I'm trying to search word-tokenized abstracts for custom stem words using python. The following code is almost what I want. That is, do any of the values in stem_words appears once or more in word_tokenized_abstract?
if(any(word in stem_words for word in word_tokenized_abstract)):
do stuff
where...
I based the above at one-liner to check if at least one item in list exists in another list?
My issue is that my stem_words are of different lengths. I've tried the following code (a modification of the above) which did not work for me. I've tried a few other modifications but they either don't work or cause a crash.
if(any(word in stem_words for word[0:len(word)] in word_tokenized_abstract)):
do stuff
That is, do any of the values word_tokenized_abstract begin with any of the values in stem_words
?
if it helps, my stem_words = ['pancrea', 'muscul', 'derma', 'ovar']

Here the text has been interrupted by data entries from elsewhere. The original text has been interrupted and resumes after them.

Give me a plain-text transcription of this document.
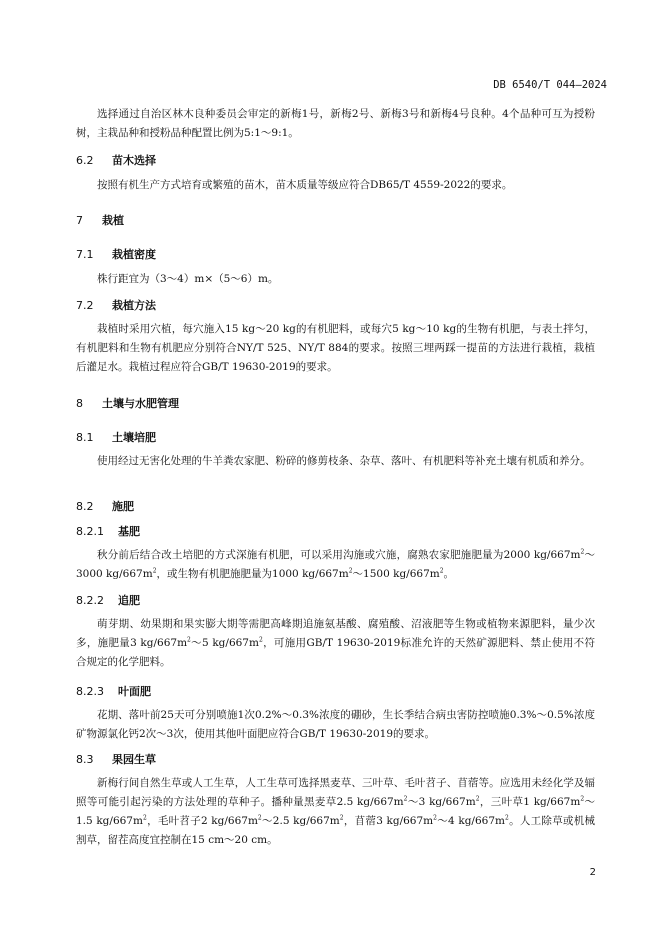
DB 6540/T 044—2024

选择通过自治区林木良种委员会审定的新梅1号，新梅2号、新梅3号和新梅4号良种。4个品种可互为授粉树，主栽品种和授粉品种配置比例为5:1～9:1。

6.2 苗木选择

按照有机生产方式培育或繁殖的苗木，苗木质量等级应符合DB65/T 4559-2022的要求。

7 栽植
7.1 栽植密度

株行距宜为（3～4）m×（5～6）m。

7.2 栽植方法

栽植时采用穴植，每穴施入15 kg～20 kg的有机肥料，或每穴5 kg～10 kg的生物有机肥，与表土拌匀，有机肥料和生物有机肥应分别符合NY/T 525、NY/T 884的要求。按照三埋两踩一提苗的方法进行栽植，栽植后灌足水。栽植过程应符合GB/T 19630-2019的要求。

8 土壤与水肥管理
8.1 土壤培肥

使用经过无害化处理的牛羊粪农家肥、粉碎的修剪枝条、杂草、落叶、有机肥料等补充土壤有机质和养分。

8.2 施肥
8.2.1 基肥

秋分前后结合改土培肥的方式深施有机肥，可以采用沟施或穴施，腐熟农家肥施肥量为2000 $kg/667m^2\sim 3000$ $kg/667m^2$，或生物有机肥施肥量为1000 $kg/667m^2\sim 1500$ $kg/667m^2$。

8.2.2 追肥

萌芽期、幼果期和果实膨大期等需肥高峰期追施氨基酸、腐殖酸、沼液肥等生物或植物来源肥料，量少次多，施肥量3 $kg/667m^2\sim 5$ $kg/667m^2$，可施用GB/T 19630-2019标准允许的天然矿源肥料、禁止使用不符合规定的化学肥料。

8.2.3 叶面肥

花期、落叶前25天可分别喷施1次0.2%～0.3%浓度的硼砂，生长季结合病虫害防控喷施0.3%～0.5%浓度矿物源氯化钙2次～3次，使用其他叶面肥应符合GB/T 19630-2019的要求。

8.3 果园生草

新梅行间自然生草或人工生草，人工生草可选择黑麦草、三叶草、毛叶苕子、苜蓿等。应选用未经化学及辐照等可能引起污染的方法处理的草种子。播种量黑麦草2.5 $kg/667m^2\sim 3$ $kg/667m^2$，三叶草1 $kg/667m^2\sim 1.5$ $kg/667m^2$，毛叶苕子2 $kg/667m^2\sim 2.5$ $kg/667m^2$，苜蓿3 $kg/667m^2\sim 4$ $kg/667m^2$。人工除草或机械割草，留茬高度宜控制在15 cm～20 cm。

2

Thanks! I apologize if this question has been answered previously but I couldn't find it.
So you want to check if any string in a first list is contained in any of the strings of the second list.
I'd try this:
any(y.startswith(x) for y in word_tokenized_abstract for x in stem_words)
Explanation: for each stem x
in stem_words
check if any string in word_tokenized_abstract
starts with x
.
If you just want the stem to be a substring of the word then use:
any(x in y for y in word_tokenized_abstract for x in stem_words)